Choc Ice

Choc Ice

Recipe by : Magimix
Preparation : 14 h
Cooking : 0 min
Total time : 16 h
Rest : 2 h
Equipment

4 ice lolly moulds 4 wooden sticks

4 people

500 ml vanilla ice cream

200 g milk chocolate

3 tbsp coconut oil

Tips

Flatten the ice cream thoroughly at the bottom of the mould with a spatula to avoid air bubbles. Depending on your preference, you can replace the milk chocolate with dark chocolate. You can also replace the coconut oil with a vegetable fat of your choice. For a chocolate-hazelnut ice cream block: just after pouring the chocolate over the ice cream, quickly roll the ice cream blocks in 40 g of toasted and roughly chopped hazelnuts to form a crispy shell.

RECIPE STEPS
1
In order to easily fill the moulds, the vanilla ice cream should be soft. If the ice cream has just been made, use it straight out of the Gelato Expert. Otherwise, let it soften for about 20 minutes before using it.
  • 500 ml vanilla ice cream
2
Fill the moulds with the ice cream and smooth the top. Add a lolly stick to each of the moulds and put them in the freezer for 2-3 hours to set.
3
Remove the ice creams from the moulds and place them on a baking tray covered with baking paper.

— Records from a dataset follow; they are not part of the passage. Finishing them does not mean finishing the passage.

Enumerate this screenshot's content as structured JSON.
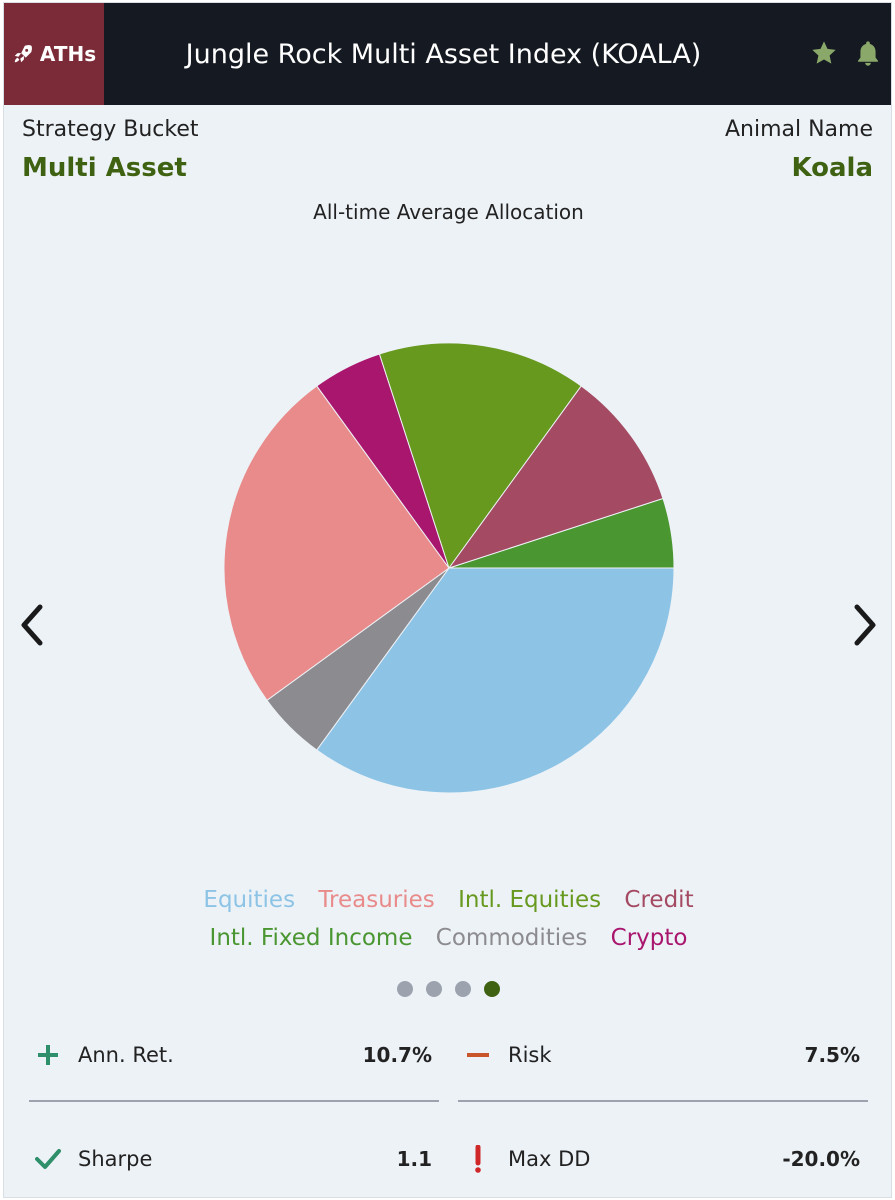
{
  "header": {
    "badge_label": "ATHs",
    "title": "Jungle Rock Multi Asset Index (KOALA)"
  },
  "info": {
    "strategy_label": "Strategy Bucket",
    "strategy_value": "Multi Asset",
    "animal_label": "Animal Name",
    "animal_value": "Koala"
  },
  "chart_data": {
    "type": "pie",
    "title": "All-time Average Allocation",
    "slices": [
      {
        "name": "Intl. Fixed Income",
        "value": 5,
        "color": "#4a9631"
      },
      {
        "name": "Equities",
        "value": 35,
        "color": "#8dc4e6"
      },
      {
        "name": "Commodities",
        "value": 5,
        "color": "#8c8b8f"
      },
      {
        "name": "Treasuries",
        "value": 25,
        "color": "#e88b8a"
      },
      {
        "name": "Crypto",
        "value": 5,
        "color": "#a9166e"
      },
      {
        "name": "Intl. Equities",
        "value": 15,
        "color": "#66991e"
      },
      {
        "name": "Credit",
        "value": 10,
        "color": "#a44b63"
      }
    ],
    "legend": [
      {
        "name": "Equities",
        "color": "#8dc4e6"
      },
      {
        "name": "Treasuries",
        "color": "#e88b8a"
      },
      {
        "name": "Intl. Equities",
        "color": "#66991e"
      },
      {
        "name": "Credit",
        "color": "#a44b63"
      },
      {
        "name": "Intl. Fixed Income",
        "color": "#4a9631"
      },
      {
        "name": "Commodities",
        "color": "#8c8b8f"
      },
      {
        "name": "Crypto",
        "color": "#a9166e"
      }
    ],
    "legend_placement": "bottom"
  },
  "pager": {
    "count": 4,
    "active": 4
  },
  "stats": {
    "ann_ret_label": "Ann. Ret.",
    "ann_ret_value": "10.7%",
    "risk_label": "Risk",
    "risk_value": "7.5%",
    "sharpe_label": "Sharpe",
    "sharpe_value": "1.1",
    "max_dd_label": "Max DD",
    "max_dd_value": "-20.0%"
  },
  "colors": {
    "header_bg": "#151a22",
    "badge_bg": "#7b2b37",
    "accent_green": "#3f6212",
    "star": "#8aa86a",
    "plus": "#2f8f6a",
    "risk": "#c9552b",
    "check": "#2f8f6a",
    "alert": "#d02828"
  }
}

Return them to the freezer.
4
To create the crunchy chocolate shell, melt the chocolate with the oil or margarine in a bowl over a pot of simmering water.
  • 200 g milk chocolate
  • 3 tbsp coconut oil
5
Thoroughly mix the chocolate and leave to cool for a few moments before pouring over the ice cream blocks.
6
Place the ice cream blocks back onto the baking sheet and set aside in the freezer until ready to serve.